Rep. Cliff Stearns, a Florida Republican who’s a member of the House Tea Party Caucus, considers Europe a clear warning for the U.S.: “I think the lesson to be learned is that we need to reduce spending here, or we’ll run into the same situation.”
But Democrats in Congress have a very different takeaway from Europe’s woes — namely, that austerity has only made matters worse.
“It’s not an accident that the American economy is outperforming all the European economies, including England, where they put in severe austerity,” said Rep.

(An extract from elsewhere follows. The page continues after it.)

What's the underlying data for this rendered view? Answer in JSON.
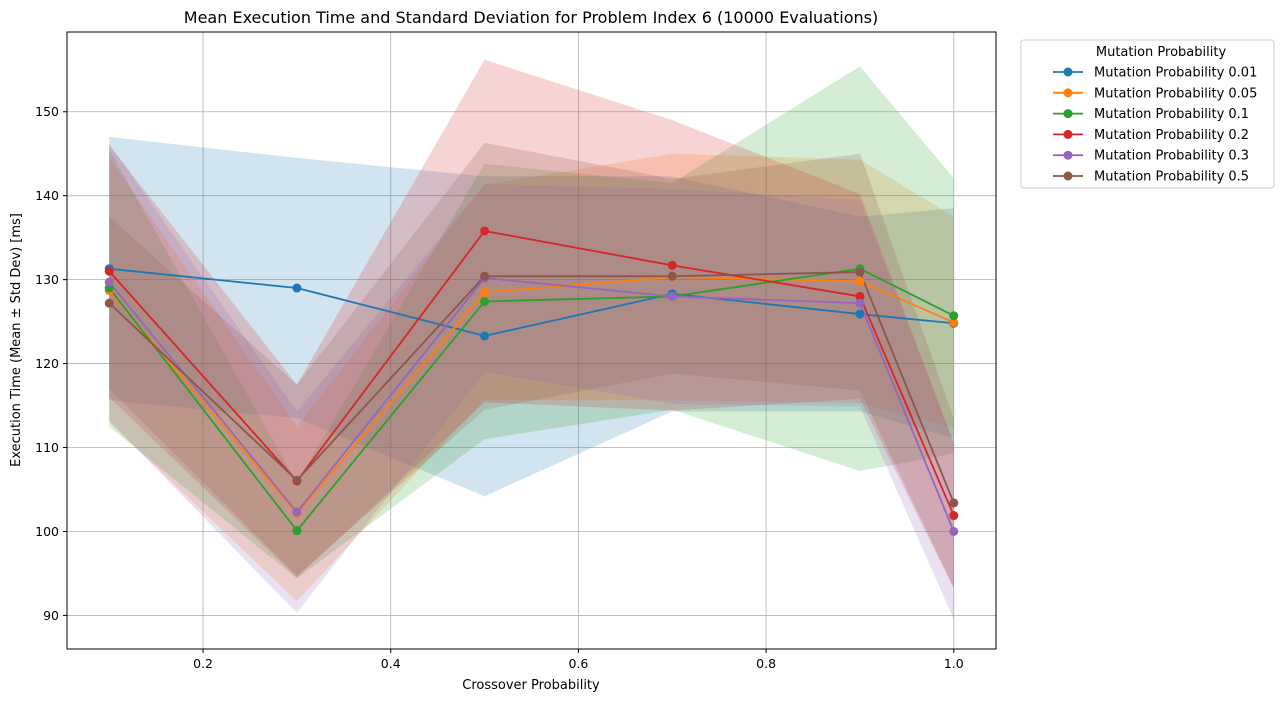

Barney Frank (D-Mass.), ranking member of the House Financial Services Committee, “because we have resisted that severe austerity and have done more spending.”
A ‘Balanced’ Approach
Obama, after meeting with Europe’s leaders this week, called for a “balanced” approach to the euro crisis that very much resembles his own: a commitment to long-term fiscal discipline while pursuing growth in the short term.
“The good news was you saw a consensus across the board from newly elected [French] President [Francois] Hollande to [German] Chancellor [Angela] Merkel to other members of the European community that that balanced approach is what’s needed right now,” he said.
Even some who have questioned many of the president’s other economic policies agree with him on this one.
“You can’t control costs without growth. You can’t — particularly in this country, [you’re] never going to be able to put 5 more million people … back to work without growth,” U.S. Chamber of Commerce president Tom Donohue said at a breakfast panel earlier this week.
Christina Romer, the University of California, Berkeley economics professor who once chaired Obama’s Council of Economic Advisers, said she thinks “people are realizing that what’s going on in Europe now isn’t working.”
Romer said Europe’s economic medicine has been killing the sick patients.
“Asking them to immediately cut their budget deficit is surely bad policy. It is making their unemployment rate higher. It’s making it harder for them to get their deficit under control,” she said.
And that lesson, said Harvard economist Kenneth Rogoff, should not be lost on the U.S.
“I mean, clearly if you tighten the budget now, in the middle of this recession or even if we weren’t, it’s probably going to have a short-term negative effect on growth,” he said.
In the end, according to C. Fred Bergsten, who directs the Peterson Institute for International Economics, what really distinguishes Europe from the U.S. is a question of urgency.
“If the markets are voting against you, if you can’t borrow at sustainable interest rates, then you have no choice but to put your house in order,” he said. “That’s Greece and some of the other Europeans. If you’re still getting money very cheaply, if you can finance your budget deficits easily, like the United States, you’ve got more time.”
Which may also be why Congress has been putting off a lot of hard decisions.